This is a list of inventors whose deaths were in some manner caused by or related to a product, process, procedure, or other innovation that they invented or designed.
Direct casualties
Art
- Luis Jiménez (1940–2006) was killed while creating the Blue Mustang, a blue horse statue located on the grounds of the Denver International Airport, when a section of it fell on him and severed an artery in his leg.[1]
Automotive
- Sylvester H. Roper (1823–1896), inventor of the Roper steam velocipede, died of a heart attack or subsequent crash during a public speed trial in 1896. It is unknown whether the crash caused the heart attack or the heart attack caused the crash.[2]
- William Nelson (c. 1879–1903), a General Electric employee, invented a new way to motorize bicycles. He then fell off his prototype bike during a test run.[3]
- Francis Edgar Stanley (1849–1918) was killed while driving a Stanley Steamer automobile. He drove his car into a woodpile while attempting to avoid farm wagons travelling side by side on the road.[4]
- Fred Duesenberg (1876–1932) was killed in a high-speed road accident in a Duesenberg automobile.[5]
Aviation
- Ismail ibn Hammad al-Jawhari (died c. 1003–1010), a Kazakh Turkic scholar from Farab, attempted to fly using two wooden wings and a rope. He leapt from the roof of a mosque in Nishapur and fell to his death.[6]
- Jean-François Pilâtre de Rozier was the first known fatality in an air crash when his Rozière balloon crashed on 15 June 1785 while he and Pierre Romain attempted to cross the English Channel.
- Robert Cocking (1776–1837) died when his homemade parachute failed. Cocking failed to include the weight of the parachute in his calculations.[7]
- Otto Lilienthal (1848–1896) died from injuries sustained in a crash of his hang glider.[8]
- Percy Pilcher (1867–1899) died after crashing his glider, having been prevented from demonstrating his powered aircraft.
- Franz Reichelt (1879–1912), a tailor, fell to his death from the first deck of the Eiffel Tower while testing his invention, the coat parachute.

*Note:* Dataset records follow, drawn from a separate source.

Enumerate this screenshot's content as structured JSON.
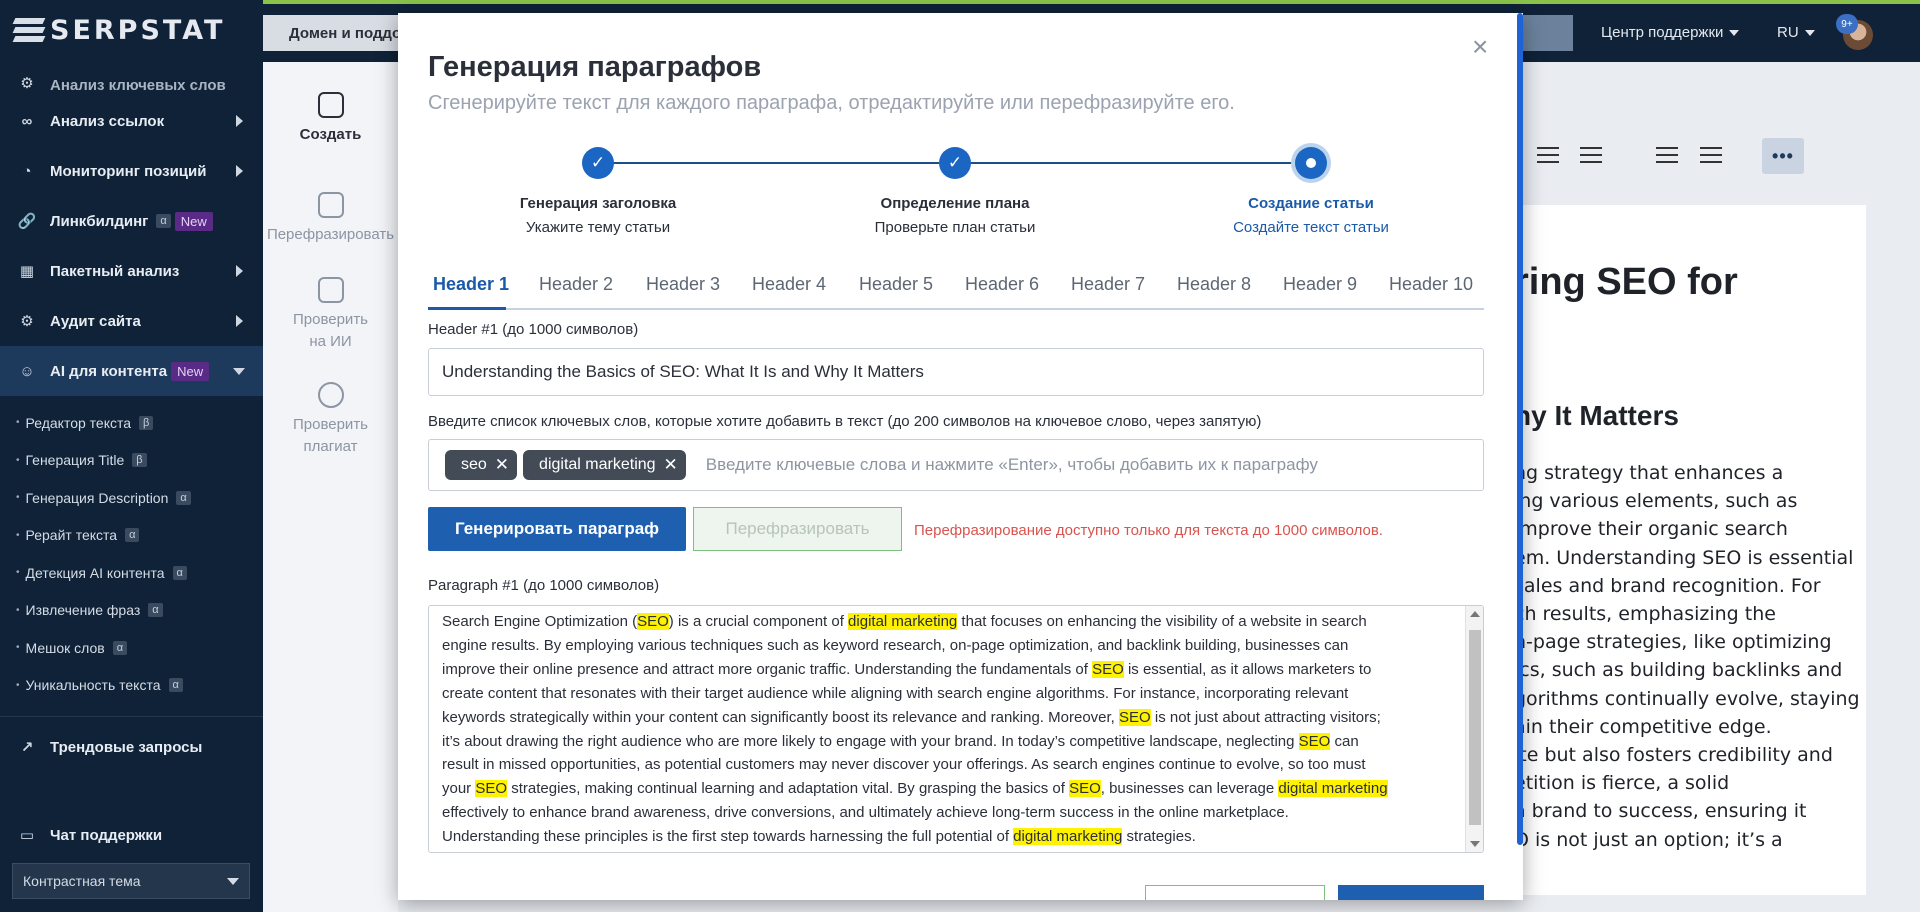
{
  "sidebar": {
    "logo": "SERPSTAT",
    "items": [
      {
        "label": "Анализ ключевых слов",
        "icon": "keyword-icon"
      },
      {
        "label": "Анализ ссылок",
        "icon": "link-icon"
      },
      {
        "label": "Мониторинг позиций",
        "icon": "rank-tracker-icon"
      },
      {
        "label": "Линкбилдинг",
        "icon": "linkbuilding-icon",
        "badge_a": "α",
        "badge_new": "New"
      },
      {
        "label": "Пакетный анализ",
        "icon": "batch-icon"
      },
      {
        "label": "Аудит сайта",
        "icon": "audit-gear-icon"
      },
      {
        "label": "AI для контента",
        "icon": "robot-icon",
        "badge_new": "New"
      }
    ],
    "sub_items": [
      {
        "label": "Редактор текста",
        "badge": "β"
      },
      {
        "label": "Генерация Title",
        "badge": "β"
      },
      {
        "label": "Генерация Description",
        "badge": "α"
      },
      {
        "label": "Рерайт текста",
        "badge": "α"
      },
      {
        "label": "Детекция AI контента",
        "badge": "α"
      },
      {
        "label": "Извлечение фраз",
        "badge": "α"
      },
      {
        "label": "Мешок слов",
        "badge": "α"
      },
      {
        "label": "Уникальность текста",
        "badge": "α"
      }
    ],
    "trends": "Трендовые запросы",
    "support_chat": "Чат поддержки",
    "theme": "Контрастная тема"
  },
  "topbar": {
    "domain_placeholder": "Домен и поддо",
    "support": "Центр поддержки",
    "lang": "RU",
    "notif_count": "9+"
  },
  "tools": {
    "create": "Создать",
    "paraphrase": "Перефразировать",
    "ai_check_1": "Проверить",
    "ai_check_2": "на ИИ",
    "plagiarism_1": "Проверить",
    "plagiarism_2": "плагиат"
  },
  "document": {
    "h1": "ring SEO for",
    "h2": "hy It Matters",
    "lines": [
      "ng strategy that enhances a",
      "ing various elements, such as",
      "improve their organic search",
      "em. Understanding SEO is essential",
      " sales and brand recognition. For",
      "ch results, emphasizing the",
      "n-page strategies, like optimizing",
      "ics, such as building backlinks and",
      "gorithms continually evolve, staying",
      "ain their competitive edge.",
      "ite but also fosters credibility and",
      "etition is fierce, a solid",
      "a brand to success, ensuring it",
      "O is not just an option; it’s a"
    ]
  },
  "modal": {
    "title": "Генерация параграфов",
    "subtitle": "Сгенерируйте текст для каждого параграфа, отредактируйте или перефразируйте его.",
    "close": "×",
    "steps": [
      {
        "label": "Генерация заголовка",
        "desc": "Укажите тему статьи",
        "state": "done"
      },
      {
        "label": "Определение плана",
        "desc": "Проверьте план статьи",
        "state": "done"
      },
      {
        "label": "Создание статьи",
        "desc": "Создайте текст статьи",
        "state": "current"
      }
    ],
    "tabs": [
      "Header 1",
      "Header 2",
      "Header 3",
      "Header 4",
      "Header 5",
      "Header 6",
      "Header 7",
      "Header 8",
      "Header 9",
      "Header 10"
    ],
    "header_label": "Header #1 (до 1000 символов)",
    "header_value": "Understanding the Basics of SEO: What It Is and Why It Matters",
    "keywords_label": "Введите список ключевых слов, которые хотите добавить в текст (до 200 символов на ключевое слово, через запятую)",
    "keywords": [
      "seo",
      "digital marketing"
    ],
    "keywords_placeholder": "Введите ключевые слова и нажмите «Enter», чтобы добавить их к параграфу",
    "generate_button": "Генерировать параграф",
    "paraphrase_button": "Перефразировать",
    "warning": "Перефразирование доступно только для текста до 1000 символов.",
    "paragraph_label": "Paragraph #1 (до 1000 символов)",
    "paragraph_lines": [
      [
        {
          "t": "Search Engine Optimization ("
        },
        {
          "t": "SEO",
          "h": true
        },
        {
          "t": ") is a crucial component of "
        },
        {
          "t": "digital marketing",
          "h": true
        },
        {
          "t": " that focuses on enhancing the visibility of a website in search"
        }
      ],
      [
        {
          "t": "engine results. By employing various techniques such as keyword research, on-page optimization, and backlink building, businesses can"
        }
      ],
      [
        {
          "t": "improve their online presence and attract more organic traffic. Understanding the fundamentals of "
        },
        {
          "t": "SEO",
          "h": true
        },
        {
          "t": " is essential, as it allows marketers to"
        }
      ],
      [
        {
          "t": "create content that resonates with their target audience while aligning with search engine algorithms. For instance, incorporating relevant"
        }
      ],
      [
        {
          "t": "keywords strategically within your content can significantly boost its relevance and ranking. Moreover, "
        },
        {
          "t": "SEO",
          "h": true
        },
        {
          "t": " is not just about attracting visitors;"
        }
      ],
      [
        {
          "t": "it’s about drawing the right audience who are more likely to engage with your brand. In today’s competitive landscape, neglecting "
        },
        {
          "t": "SEO",
          "h": true
        },
        {
          "t": " can"
        }
      ],
      [
        {
          "t": "result in missed opportunities, as potential customers may never discover your offerings. As search engines continue to evolve, so too must"
        }
      ],
      [
        {
          "t": "your "
        },
        {
          "t": "SEO",
          "h": true
        },
        {
          "t": " strategies, making continual learning and adaptation vital. By grasping the basics of "
        },
        {
          "t": "SEO",
          "h": true
        },
        {
          "t": ", businesses can leverage "
        },
        {
          "t": "digital marketing",
          "h": true
        }
      ],
      [
        {
          "t": "effectively to enhance brand awareness, drive conversions, and ultimately achieve long-term success in the online marketplace."
        }
      ],
      [
        {
          "t": "Understanding these principles is the first step towards harnessing the full potential of "
        },
        {
          "t": "digital marketing",
          "h": true
        },
        {
          "t": " strategies."
        }
      ]
    ]
  }
}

It was his first attempt with the parachute; he had told the authorities he would first test it with a dummy.[9]
- Aurel Vlaicu (1882–1913) died when his self-constructed airplane,[10] Vlaicu II, failed during an attempt to cross the Carpathian Mountains.[11]
- Henry Smolinski (1933–1973) was killed during a test flight of the AVE Mizar, a flying car based on the Ford Pinto and the sole product of the company he founded.[12][13]
- Michael Dacre (1956–2009) died after a crash that occurred while testing his flying taxi device.[14][15][16]
Chemistry
- Marie Skłodowska Curie (1867–1934), born Maria Salomea Skłodowska, was a Polish and naturalized-French physicist and chemist who conducted pioneering research on radioactivity. On 4 July 1934, she died at the Sancellemoz sanatorium in Passy, Haute-Savoie, from aplastic anaemia believed to have been contracted from her long-term exposure to radiation, some of which was from the devices she created.[17]
- Sabin Arnold von Sochocky (1883–1928) invented the first radium-based luminescent paint, but eventually died of aplastic anemia resulting from his exposure to the radioactive material.[18]
- Andrei Zheleznyakov (died 1993), a Soviet scientist, was developing chemical weapons in 1987 when a hood malfunction exposed him to traces of the nerve agent A-232. He spent weeks in a coma, months unable to walk, and years of failing health before dying from its effects six years after being exposed.[19]
Industrial
- William Bullock (1813–1867) invented the web rotary printing press.[20][21] Several years after its invention, his foot was crushed during the installation of a new machine in Philadelphia. The crushed foot developed gangrene and Bullock died during the amputation.[22]